Virginia became the first state to do so after the 2007 Virginia Tech shooting. Require universities to conduct threat assessmentslater required K-12 schools to do the same.
The threat assessment was adopted from the Secret Service as a way for schools to understand which student threats are precursors to violence. When following these methods, a team trained on the model will work to identify how much of a threat the student threat really is. When a threat is made, a team of school administrators, mental health professionals, and law enforcement officers investigate, gather facts, interview witnesses, and determine the level of threat.
That has become pervasive. Recently, with Virginia, 8 states It also requires schools such as Florida, Illinois, Kentucky, Maryland, Ohio, Pennsylvania, Rhode Island and Texas to have threat assessment teams. According to one study, 64% of public schools have a threat assessment team. Educational Sciences Research Institute Report Data from the 2019-2020 academic year is used.
But there was a problem. What exactly “threat assessment” means varies by school, and it’s not necessarily evidence-based, says Dewey Cornell, a forensic clinical psychologist and professor at the University of Virginia. Quoting from these protocols.
Proponents say it gives threat assessments a bad name. In a culture of fear and anxiety about school violence, schools may overreact and mislabel inappropriate disciplinary practices, some researchers argue.
Will the National Center for School Safety’s new guidelines help?
A controversial practice?
Mixing law enforcement and education is not widespread.
Proponents argue that threat assessments will reduce suspensions in schools and reduce reliance on “zero tolerance” policies for threats.

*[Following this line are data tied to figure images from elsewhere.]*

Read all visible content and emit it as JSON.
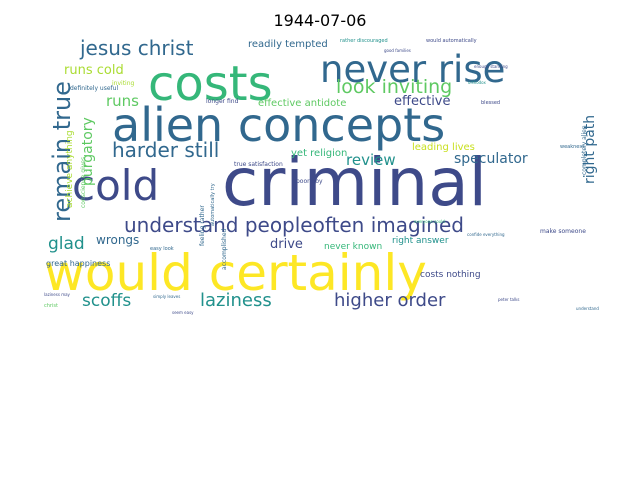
{
  "chart_data": {
    "type": "wordcloud",
    "title": "1944-07-06",
    "colormap": "viridis",
    "words": [
      {
        "text": "criminal",
        "color": "#3e4a89"
      },
      {
        "text": "would certainly",
        "color": "#fde725"
      },
      {
        "text": "alien concepts",
        "color": "#31688e"
      },
      {
        "text": "costs",
        "color": "#35b779"
      },
      {
        "text": "never rise",
        "color": "#31688e"
      },
      {
        "text": "cold",
        "color": "#3e4a89"
      },
      {
        "text": "remain true",
        "color": "#31688e"
      },
      {
        "text": "understand peopleoften imagined",
        "color": "#3e4a89"
      },
      {
        "text": "jesus christ",
        "color": "#31688e"
      },
      {
        "text": "harder still",
        "color": "#31688e"
      },
      {
        "text": "look inviting",
        "color": "#5ec962"
      },
      {
        "text": "laziness",
        "color": "#21918c"
      },
      {
        "text": "higher order",
        "color": "#3e4a89"
      },
      {
        "text": "glad",
        "color": "#21918c"
      },
      {
        "text": "scoffs",
        "color": "#21918c"
      },
      {
        "text": "runs",
        "color": "#5ec962"
      },
      {
        "text": "review",
        "color": "#21918c"
      },
      {
        "text": "effective",
        "color": "#3e4a89"
      },
      {
        "text": "speculator",
        "color": "#31688e"
      },
      {
        "text": "right path",
        "color": "#31688e"
      },
      {
        "text": "runs cold",
        "color": "#aadc32"
      },
      {
        "text": "purgatory",
        "color": "#5ec962"
      },
      {
        "text": "drive",
        "color": "#3e4a89"
      },
      {
        "text": "wrongs",
        "color": "#31688e"
      },
      {
        "text": "achieve anything",
        "color": "#aadc32"
      },
      {
        "text": "yet religion",
        "color": "#35b779"
      },
      {
        "text": "effective antidote",
        "color": "#5ec962"
      },
      {
        "text": "readily tempted",
        "color": "#31688e"
      },
      {
        "text": "leading lives",
        "color": "#c8e020"
      },
      {
        "text": "never known",
        "color": "#35b779"
      },
      {
        "text": "right answer",
        "color": "#21918c"
      },
      {
        "text": "great happiness",
        "color": "#31688e"
      },
      {
        "text": "costs nothing",
        "color": "#3e4a89"
      },
      {
        "text": "definitely useful",
        "color": "#31688e"
      },
      {
        "text": "inviting",
        "color": "#aadc32"
      },
      {
        "text": "conscience gives",
        "color": "#5ec962"
      },
      {
        "text": "rather discouraged",
        "color": "#21918c"
      },
      {
        "text": "would automatically",
        "color": "#3e4a89"
      },
      {
        "text": "longer find",
        "color": "#3e4a89"
      },
      {
        "text": "true satisfaction",
        "color": "#3e4a89"
      },
      {
        "text": "completely alien",
        "color": "#31688e"
      },
      {
        "text": "feeling rather",
        "color": "#31688e"
      },
      {
        "text": "automatically try",
        "color": "#31688e"
      },
      {
        "text": "accomplished",
        "color": "#31688e"
      },
      {
        "text": "poor boy",
        "color": "#3e4a89"
      },
      {
        "text": "make someone",
        "color": "#3e4a89"
      },
      {
        "text": "easy look",
        "color": "#31688e"
      },
      {
        "text": "good families",
        "color": "#3e4a89"
      },
      {
        "text": "everyone could",
        "color": "#35b779"
      },
      {
        "text": "enough standing",
        "color": "#3e4a89"
      },
      {
        "text": "orthodox",
        "color": "#21918c"
      },
      {
        "text": "blessed",
        "color": "#3e4a89"
      },
      {
        "text": "weakness",
        "color": "#31688e"
      },
      {
        "text": "christ",
        "color": "#5ec962"
      },
      {
        "text": "laziness may",
        "color": "#3e4a89"
      },
      {
        "text": "seem easy",
        "color": "#3e4a89"
      },
      {
        "text": "simply leaves",
        "color": "#31688e"
      },
      {
        "text": "peter talks",
        "color": "#3e4a89"
      },
      {
        "text": "understand",
        "color": "#31688e"
      },
      {
        "text": "confide everything",
        "color": "#31688e"
      }
    ]
  }
}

These harsh policies, which suspend or expel students for violations regardless of the circumstances, are known to have a disproportionate impact. punish black and hispanic students.
Still, the threat assessment process has been criticized for unfairly targeting some student groups, particularly students. students receiving special education.Critics say these assessments label students as offensive and that they being denied the help they need. These critics tend to favor increased investment in mental health services over police presence, arguing that it makes police presence possible. Strengthening the school-to-prison pipeline.
For Cornell University, this is confusing, partially due to the lack of standardization of threat assessment components.
Cornell University says there is a “reasonable consensus” in the field about what constitutes evidence-based practice. That includes a fact-oriented process in evaluation, a multidisciplinary evaluation team, an effort to distinguish between the level and severity of threats, and an effort to resolve threats and support students, Cornell said.
But, he added, schools too often slap a “threat assessment” label on any discipline regime, even though it is “the exact opposite of a threat assessment.” Cornell University points to the zero-tolerance framework and claims it is the “antithesis” of threat assessment approaches that seek to place threats within their context. “There is a perception among some critics that schools are overreacting to student threats because they have threat assessment programs, and more often than not, because they are not conducting threat assessments. “I think there’s a program,” he says.
He hopes the new guidelines will be helpful.
Cornell University recently co-authored the following paper: tool kit Data for the National Center for School Safety based on interviews with approximately 200 experts. The guidelines instruct schools on how to recruit and train evaluation teams, maintain records, evaluate programs, and avoid exacerbating disparities.
The authors hope this will lead schools to a more evidence-based approach and prevent schools from widening disparities in their use of threat assessments.
Prevent tragedy or deal with anxiety?
While reducing suspensions is desirable, many schools and lawmakers have adopted such policies in response to school shootings.
The increase in threat ratings comes at a time when schools are desperate for what’s next. Responding to violence and student misbehaviorfrom pouring millions of dollars into Unproven weapons detection industry Nervous reinstatement of suspension as punishment.
But there is also no way to definitively prove threat assessment Please stop school shootings.
According to Cornell University, that’s because school shootings are statistically very rare. Given that, he suggests that it is impossible to prove that these assessments will deter school shootings, even using strict criteria. On the contrary, he says, a Cornell University study showed that recognition correlated with less bullying and fighting.
Is that enough? The focus on these techniques may suggest they only help prevent extremely rare school shootings, Cornell said. He added that while fear of a shooting may be the trigger, threat assessment is extremely helpful in categorizing student aggression and choosing appropriate responses in times of fear.